Cremation and Chinese crime gangs

Gangs are thought to be kidnapping and murdering elderly people, then selling the corpses for cremation to superstitious families who do not want their own dead loved ones incinerated. The bereaved in southern China are buying substitute bodies for the cremation and secretly burying their dead relatives. Cremation is promoted as hygienic and space-saving, and in some regions it is obligatory. However, many believe if a body is burnt the spirit will be angry and misfortune will befall descendants. If it has the proper rites the spirit is content in the next world and protects relatives.
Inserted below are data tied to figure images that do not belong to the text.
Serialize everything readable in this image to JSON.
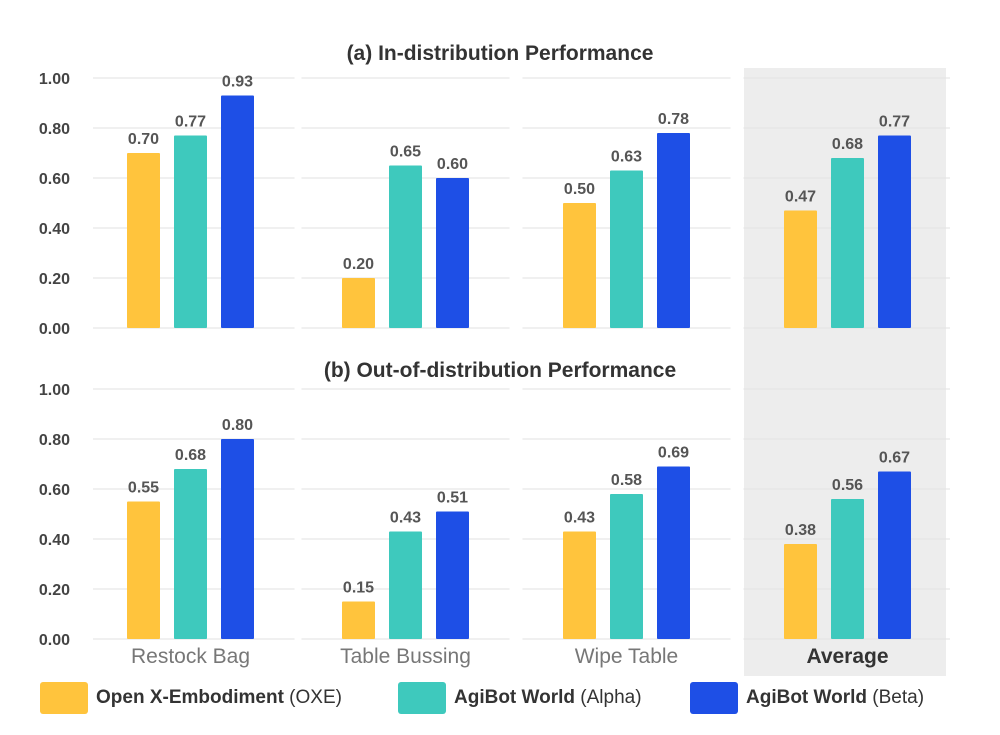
{
  "chart_data": [
    {
      "type": "bar",
      "title": "(a) In-distribution Performance",
      "categories": [
        "Restock Bag",
        "Table Bussing",
        "Wipe Table",
        "Average"
      ],
      "series": [
        {
          "name": "Open X-Embodiment (OXE)",
          "values": [
            0.7,
            0.2,
            0.5,
            0.47
          ]
        },
        {
          "name": "AgiBot World (Alpha)",
          "values": [
            0.77,
            0.65,
            0.63,
            0.68
          ]
        },
        {
          "name": "AgiBot World (Beta)",
          "values": [
            0.93,
            0.6,
            0.78,
            0.77
          ]
        }
      ],
      "value_labels": [
        [
          "0.70",
          "0.20",
          "0.50",
          "0.47"
        ],
        [
          "0.77",
          "0.65",
          "0.63",
          "0.68"
        ],
        [
          "0.93",
          "0.60",
          "0.78",
          "0.77"
        ]
      ],
      "ylim": [
        0,
        1
      ],
      "yticks": [
        "0.00",
        "0.20",
        "0.40",
        "0.60",
        "0.80",
        "1.00"
      ],
      "xlabel": "",
      "ylabel": "",
      "grid": true
    },
    {
      "type": "bar",
      "title": "(b) Out-of-distribution Performance",
      "categories": [
        "Restock Bag",
        "Table Bussing",
        "Wipe Table",
        "Average"
      ],
      "series": [
        {
          "name": "Open X-Embodiment (OXE)",
          "values": [
            0.55,
            0.15,
            0.43,
            0.38
          ]
        },
        {
          "name": "AgiBot World (Alpha)",
          "values": [
            0.68,
            0.43,
            0.58,
            0.56
          ]
        },
        {
          "name": "AgiBot World (Beta)",
          "values": [
            0.8,
            0.51,
            0.69,
            0.67
          ]
        }
      ],
      "value_labels": [
        [
          "0.55",
          "0.15",
          "0.43",
          "0.38"
        ],
        [
          "0.68",
          "0.43",
          "0.58",
          "0.56"
        ],
        [
          "0.80",
          "0.51",
          "0.69",
          "0.67"
        ]
      ],
      "ylim": [
        0,
        1
      ],
      "yticks": [
        "0.00",
        "0.20",
        "0.40",
        "0.60",
        "0.80",
        "1.00"
      ],
      "xlabel": "",
      "ylabel": "",
      "grid": true
    }
  ],
  "colors": {
    "oxe": "#FFC43D",
    "alpha": "#3EC9BD",
    "beta": "#1E4FE6",
    "average_bg": "#EDEDED",
    "grid": "#E6E6E6",
    "text": "#444444",
    "category_text": "#777777"
  },
  "legend": [
    {
      "bold": "Open X-Embodiment",
      "rest": " (OXE)"
    },
    {
      "bold": "AgiBot World",
      "rest": " (Alpha)"
    },
    {
      "bold": "AgiBot World",
      "rest": " (Beta)"
    }
  ]
}
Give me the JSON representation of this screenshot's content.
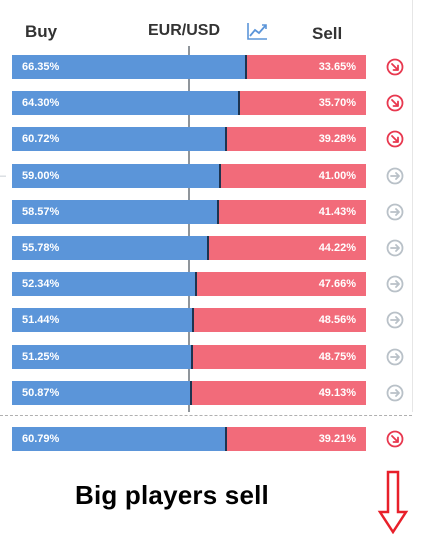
{
  "header": {
    "buy_label": "Buy",
    "pair": "EUR/USD",
    "sell_label": "Sell",
    "chart_icon": "trend-chart-icon"
  },
  "rows": [
    {
      "buy": "66.35%",
      "sell": "33.65%",
      "buy_share": 66.35,
      "signal": "down"
    },
    {
      "buy": "64.30%",
      "sell": "35.70%",
      "buy_share": 64.3,
      "signal": "down"
    },
    {
      "buy": "60.72%",
      "sell": "39.28%",
      "buy_share": 60.72,
      "signal": "down"
    },
    {
      "buy": "59.00%",
      "sell": "41.00%",
      "buy_share": 59.0,
      "signal": "neutral"
    },
    {
      "buy": "58.57%",
      "sell": "41.43%",
      "buy_share": 58.57,
      "signal": "neutral"
    },
    {
      "buy": "55.78%",
      "sell": "44.22%",
      "buy_share": 55.78,
      "signal": "neutral"
    },
    {
      "buy": "52.34%",
      "sell": "47.66%",
      "buy_share": 52.34,
      "signal": "neutral"
    },
    {
      "buy": "51.44%",
      "sell": "48.56%",
      "buy_share": 51.44,
      "signal": "neutral"
    },
    {
      "buy": "51.25%",
      "sell": "48.75%",
      "buy_share": 51.25,
      "signal": "neutral"
    },
    {
      "buy": "50.87%",
      "sell": "49.13%",
      "buy_share": 50.87,
      "signal": "neutral"
    }
  ],
  "summary": {
    "buy": "60.79%",
    "sell": "39.21%",
    "buy_share": 60.79,
    "signal": "down"
  },
  "caption": "Big players sell",
  "colors": {
    "buy": "#5b95d9",
    "sell": "#f26b7a",
    "signal_down": "#e8384f",
    "signal_neutral": "#b9c1c8",
    "arrow": "#e8202a"
  }
}
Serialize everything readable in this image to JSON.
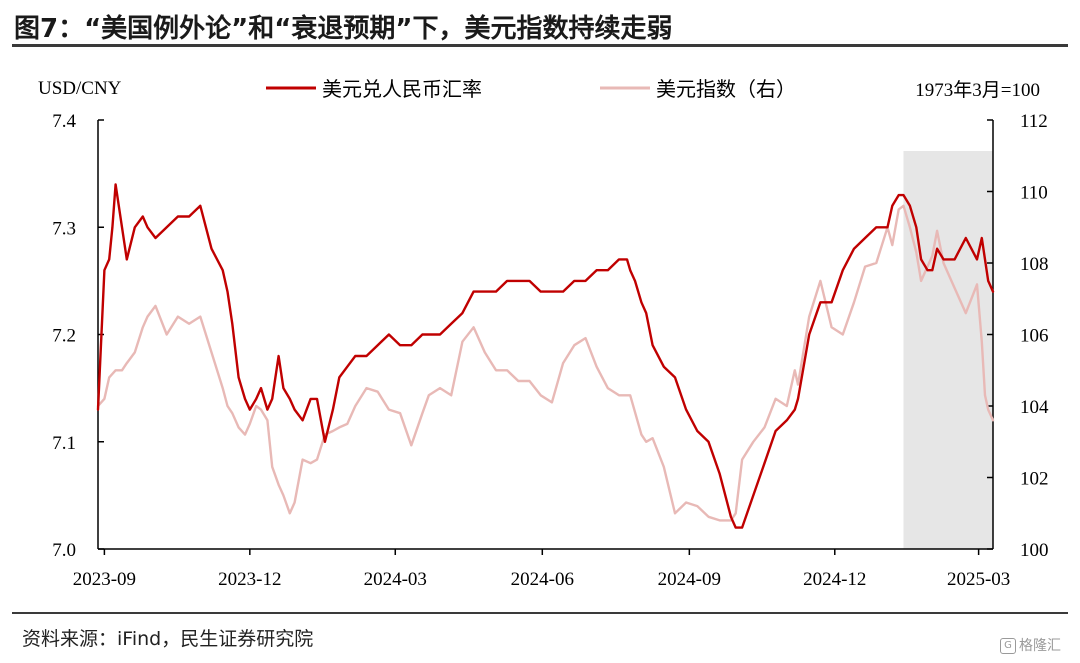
{
  "figure": {
    "title": "图7：“美国例外论”和“衰退预期”下，美元指数持续走弱",
    "source": "资料来源：iFind，民生证券研究院",
    "watermark": "格隆汇"
  },
  "chart_data": {
    "type": "line",
    "left_axis": {
      "label": "USD/CNY",
      "range": [
        7.0,
        7.4
      ],
      "ticks": [
        "7.0",
        "7.1",
        "7.2",
        "7.3",
        "7.4"
      ]
    },
    "right_axis": {
      "label": "1973年3月=100",
      "range": [
        100,
        112
      ],
      "ticks": [
        "100",
        "102",
        "104",
        "106",
        "108",
        "110",
        "112"
      ]
    },
    "x_axis": {
      "range": [
        "2023-08-28",
        "2025-03-10"
      ],
      "ticks": [
        "2023-09",
        "2023-12",
        "2024-03",
        "2024-06",
        "2024-09",
        "2024-12",
        "2025-03"
      ]
    },
    "grid": false,
    "legend_position": "top",
    "shaded_region": {
      "start": "2025-01-13",
      "end": "2025-03-10",
      "color": "#e6e6e6"
    },
    "series": [
      {
        "name": "美元兑人民币汇率",
        "axis": "left",
        "color": "#c00000",
        "x": [
          "2023-08-28",
          "2023-09-01",
          "2023-09-04",
          "2023-09-06",
          "2023-09-08",
          "2023-09-12",
          "2023-09-15",
          "2023-09-20",
          "2023-09-25",
          "2023-09-28",
          "2023-10-03",
          "2023-10-10",
          "2023-10-17",
          "2023-10-24",
          "2023-10-31",
          "2023-11-07",
          "2023-11-14",
          "2023-11-17",
          "2023-11-20",
          "2023-11-24",
          "2023-11-28",
          "2023-12-01",
          "2023-12-05",
          "2023-12-08",
          "2023-12-12",
          "2023-12-15",
          "2023-12-19",
          "2023-12-22",
          "2023-12-26",
          "2023-12-29",
          "2024-01-03",
          "2024-01-08",
          "2024-01-12",
          "2024-01-17",
          "2024-01-22",
          "2024-01-26",
          "2024-01-31",
          "2024-02-05",
          "2024-02-12",
          "2024-02-19",
          "2024-02-26",
          "2024-03-04",
          "2024-03-11",
          "2024-03-18",
          "2024-03-22",
          "2024-03-29",
          "2024-04-05",
          "2024-04-12",
          "2024-04-19",
          "2024-04-26",
          "2024-05-03",
          "2024-05-10",
          "2024-05-17",
          "2024-05-24",
          "2024-05-31",
          "2024-06-07",
          "2024-06-14",
          "2024-06-21",
          "2024-06-28",
          "2024-07-05",
          "2024-07-12",
          "2024-07-19",
          "2024-07-24",
          "2024-07-26",
          "2024-07-29",
          "2024-08-02",
          "2024-08-05",
          "2024-08-09",
          "2024-08-16",
          "2024-08-23",
          "2024-08-30",
          "2024-09-06",
          "2024-09-13",
          "2024-09-20",
          "2024-09-27",
          "2024-09-30",
          "2024-10-04",
          "2024-10-11",
          "2024-10-18",
          "2024-10-25",
          "2024-11-01",
          "2024-11-06",
          "2024-11-08",
          "2024-11-15",
          "2024-11-22",
          "2024-11-29",
          "2024-12-06",
          "2024-12-13",
          "2024-12-20",
          "2024-12-27",
          "2025-01-03",
          "2025-01-06",
          "2025-01-10",
          "2025-01-13",
          "2025-01-17",
          "2025-01-21",
          "2025-01-24",
          "2025-01-28",
          "2025-01-31",
          "2025-02-03",
          "2025-02-07",
          "2025-02-14",
          "2025-02-21",
          "2025-02-28",
          "2025-03-03",
          "2025-03-07",
          "2025-03-10"
        ],
        "values": [
          7.13,
          7.26,
          7.27,
          7.3,
          7.34,
          7.3,
          7.27,
          7.3,
          7.31,
          7.3,
          7.29,
          7.3,
          7.31,
          7.31,
          7.32,
          7.28,
          7.26,
          7.24,
          7.21,
          7.16,
          7.14,
          7.13,
          7.14,
          7.15,
          7.13,
          7.14,
          7.18,
          7.15,
          7.14,
          7.13,
          7.12,
          7.14,
          7.14,
          7.1,
          7.13,
          7.16,
          7.17,
          7.18,
          7.18,
          7.19,
          7.2,
          7.19,
          7.19,
          7.2,
          7.2,
          7.2,
          7.21,
          7.22,
          7.24,
          7.24,
          7.24,
          7.25,
          7.25,
          7.25,
          7.24,
          7.24,
          7.24,
          7.25,
          7.25,
          7.26,
          7.26,
          7.27,
          7.27,
          7.26,
          7.25,
          7.23,
          7.22,
          7.19,
          7.17,
          7.16,
          7.13,
          7.11,
          7.1,
          7.07,
          7.03,
          7.02,
          7.02,
          7.05,
          7.08,
          7.11,
          7.12,
          7.13,
          7.14,
          7.2,
          7.23,
          7.23,
          7.26,
          7.28,
          7.29,
          7.3,
          7.3,
          7.32,
          7.33,
          7.33,
          7.32,
          7.3,
          7.27,
          7.26,
          7.26,
          7.28,
          7.27,
          7.27,
          7.29,
          7.27,
          7.29,
          7.25,
          7.24
        ]
      },
      {
        "name": "美元指数（右）",
        "axis": "right",
        "color": "#e8b9b6",
        "x": [
          "2023-08-28",
          "2023-09-01",
          "2023-09-04",
          "2023-09-08",
          "2023-09-12",
          "2023-09-15",
          "2023-09-20",
          "2023-09-25",
          "2023-09-28",
          "2023-10-03",
          "2023-10-10",
          "2023-10-17",
          "2023-10-24",
          "2023-10-31",
          "2023-11-07",
          "2023-11-14",
          "2023-11-17",
          "2023-11-20",
          "2023-11-24",
          "2023-11-28",
          "2023-12-01",
          "2023-12-05",
          "2023-12-08",
          "2023-12-12",
          "2023-12-15",
          "2023-12-19",
          "2023-12-22",
          "2023-12-26",
          "2023-12-29",
          "2024-01-03",
          "2024-01-08",
          "2024-01-12",
          "2024-01-17",
          "2024-01-22",
          "2024-01-26",
          "2024-01-31",
          "2024-02-05",
          "2024-02-12",
          "2024-02-19",
          "2024-02-26",
          "2024-03-04",
          "2024-03-11",
          "2024-03-18",
          "2024-03-22",
          "2024-03-29",
          "2024-04-05",
          "2024-04-12",
          "2024-04-19",
          "2024-04-26",
          "2024-05-03",
          "2024-05-10",
          "2024-05-17",
          "2024-05-24",
          "2024-05-31",
          "2024-06-07",
          "2024-06-14",
          "2024-06-21",
          "2024-06-28",
          "2024-07-05",
          "2024-07-12",
          "2024-07-19",
          "2024-07-26",
          "2024-08-02",
          "2024-08-05",
          "2024-08-09",
          "2024-08-16",
          "2024-08-23",
          "2024-08-30",
          "2024-09-06",
          "2024-09-13",
          "2024-09-20",
          "2024-09-27",
          "2024-09-30",
          "2024-10-04",
          "2024-10-11",
          "2024-10-18",
          "2024-10-25",
          "2024-11-01",
          "2024-11-06",
          "2024-11-08",
          "2024-11-15",
          "2024-11-22",
          "2024-11-29",
          "2024-12-06",
          "2024-12-13",
          "2024-12-20",
          "2024-12-27",
          "2025-01-03",
          "2025-01-06",
          "2025-01-10",
          "2025-01-13",
          "2025-01-17",
          "2025-01-21",
          "2025-01-24",
          "2025-01-28",
          "2025-01-31",
          "2025-02-03",
          "2025-02-07",
          "2025-02-14",
          "2025-02-21",
          "2025-02-28",
          "2025-03-03",
          "2025-03-05",
          "2025-03-07",
          "2025-03-10"
        ],
        "values": [
          104.0,
          104.2,
          104.8,
          105.0,
          105.0,
          105.2,
          105.5,
          106.2,
          106.5,
          106.8,
          106.0,
          106.5,
          106.3,
          106.5,
          105.5,
          104.5,
          104.0,
          103.8,
          103.4,
          103.2,
          103.5,
          104.0,
          103.9,
          103.6,
          102.3,
          101.8,
          101.5,
          101.0,
          101.3,
          102.5,
          102.4,
          102.5,
          103.2,
          103.3,
          103.4,
          103.5,
          104.0,
          104.5,
          104.4,
          103.9,
          103.8,
          102.9,
          103.8,
          104.3,
          104.5,
          104.3,
          105.8,
          106.2,
          105.5,
          105.0,
          105.0,
          104.7,
          104.7,
          104.3,
          104.1,
          105.2,
          105.7,
          105.9,
          105.1,
          104.5,
          104.3,
          104.3,
          103.2,
          103.0,
          103.1,
          102.3,
          101.0,
          101.3,
          101.2,
          100.9,
          100.8,
          100.8,
          101.0,
          102.5,
          103.0,
          103.4,
          104.2,
          104.0,
          105.0,
          104.6,
          106.5,
          107.5,
          106.2,
          106.0,
          106.9,
          107.9,
          108.0,
          109.0,
          108.5,
          109.5,
          109.6,
          109.0,
          108.3,
          107.5,
          107.9,
          108.2,
          108.9,
          108.0,
          107.3,
          106.6,
          107.4,
          105.8,
          104.3,
          103.9,
          103.6
        ]
      }
    ]
  }
}
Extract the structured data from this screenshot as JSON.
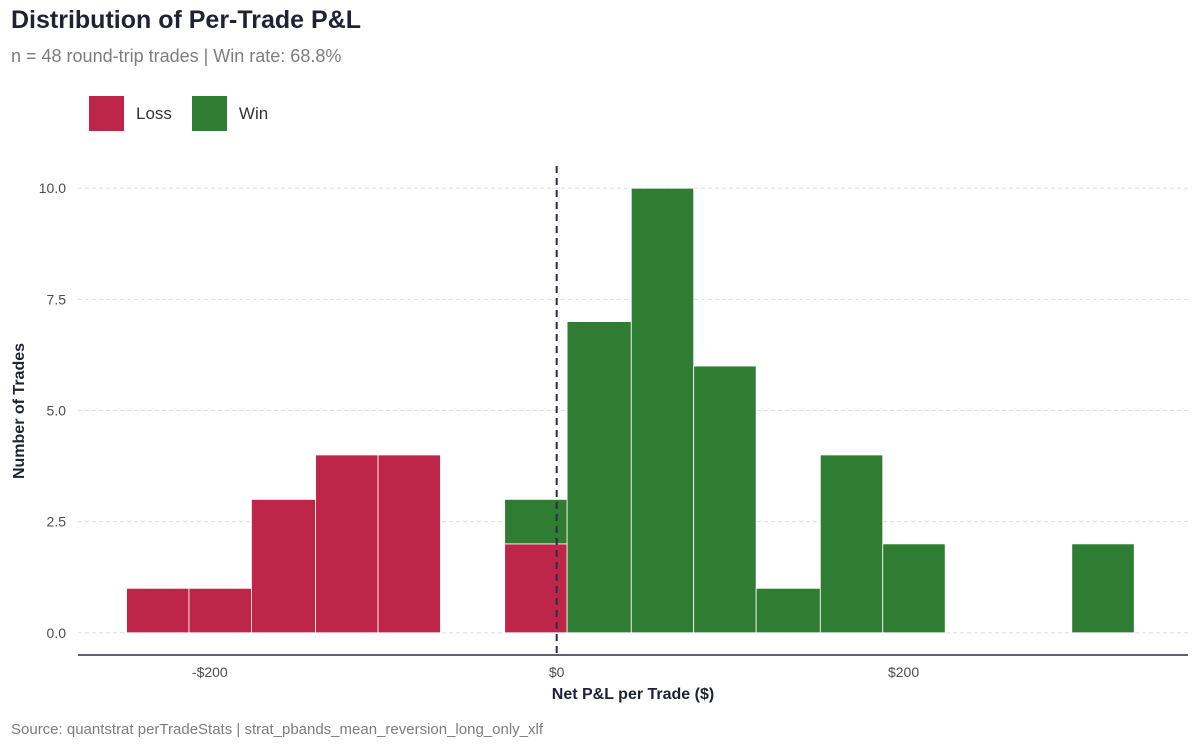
{
  "title": "Distribution of Per-Trade P&L",
  "subtitle": "n = 48 round-trip trades  |  Win rate: 68.8%",
  "caption": "Source: quantstrat perTradeStats | strat_pbands_mean_reversion_long_only_xlf",
  "legend": [
    {
      "label": "Loss",
      "color": "#be2649"
    },
    {
      "label": "Win",
      "color": "#2e7d32"
    }
  ],
  "chart_data": {
    "type": "bar",
    "stacked": true,
    "xlabel": "Net P&L per Trade ($)",
    "ylabel": "Number of Trades",
    "xlim": [
      -276,
      364
    ],
    "ylim": [
      -0.5,
      10.5
    ],
    "x_ticks": [
      {
        "value": -200,
        "label": "-$200"
      },
      {
        "value": 0,
        "label": "$0"
      },
      {
        "value": 200,
        "label": "$200"
      }
    ],
    "y_ticks": [
      {
        "value": 0,
        "label": "0.0"
      },
      {
        "value": 2.5,
        "label": "2.5"
      },
      {
        "value": 5,
        "label": "5.0"
      },
      {
        "value": 7.5,
        "label": "7.5"
      },
      {
        "value": 10,
        "label": "10.0"
      }
    ],
    "reference_line": {
      "x": 0,
      "style": "dashed"
    },
    "grid": "horizontal",
    "bins": [
      {
        "x0": -248,
        "x1": -212,
        "loss": 1,
        "win": 0
      },
      {
        "x0": -212,
        "x1": -176,
        "loss": 1,
        "win": 0
      },
      {
        "x0": -176,
        "x1": -139,
        "loss": 3,
        "win": 0
      },
      {
        "x0": -139,
        "x1": -103,
        "loss": 4,
        "win": 0
      },
      {
        "x0": -103,
        "x1": -67,
        "loss": 4,
        "win": 0
      },
      {
        "x0": -67,
        "x1": -30,
        "loss": 0,
        "win": 0
      },
      {
        "x0": -30,
        "x1": 6,
        "loss": 2,
        "win": 1
      },
      {
        "x0": 6,
        "x1": 43,
        "loss": 0,
        "win": 7
      },
      {
        "x0": 43,
        "x1": 79,
        "loss": 0,
        "win": 10
      },
      {
        "x0": 79,
        "x1": 115,
        "loss": 0,
        "win": 6
      },
      {
        "x0": 115,
        "x1": 152,
        "loss": 0,
        "win": 1
      },
      {
        "x0": 152,
        "x1": 188,
        "loss": 0,
        "win": 4
      },
      {
        "x0": 188,
        "x1": 224,
        "loss": 0,
        "win": 2
      },
      {
        "x0": 224,
        "x1": 261,
        "loss": 0,
        "win": 0
      },
      {
        "x0": 261,
        "x1": 297,
        "loss": 0,
        "win": 0
      },
      {
        "x0": 297,
        "x1": 333,
        "loss": 0,
        "win": 2
      }
    ]
  }
}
Although nationwide only 1% of the population is cremated, in the county of Jieyang in Canton, where it is mandatory, the figure is 100%. The sinister theory is emerging that many of the bodies are elderly people living alone who have been snatched and murdered. Several gangs are reported to be involved in the trade of substitute corpses, charging 10,000 yuan (almost £1,000). The South China Morning Post reported how increasing numbers of missing-person posters had appeared in the towns of Jeixi and Puning in recent years. It is thought about 400 elderly people have disappeared in the region. One villager said: “My 67-year-old brother-in-law disappeared in February and my mother’s cousin three years ago. We have never received the slightest news.” Tong Xiaopin, a social sciences investigator in Canton, said: “Many people, above all in the countryside, believe that improvements in living conditions are not the result of social reform but because of the way in which they buried their ancestors.”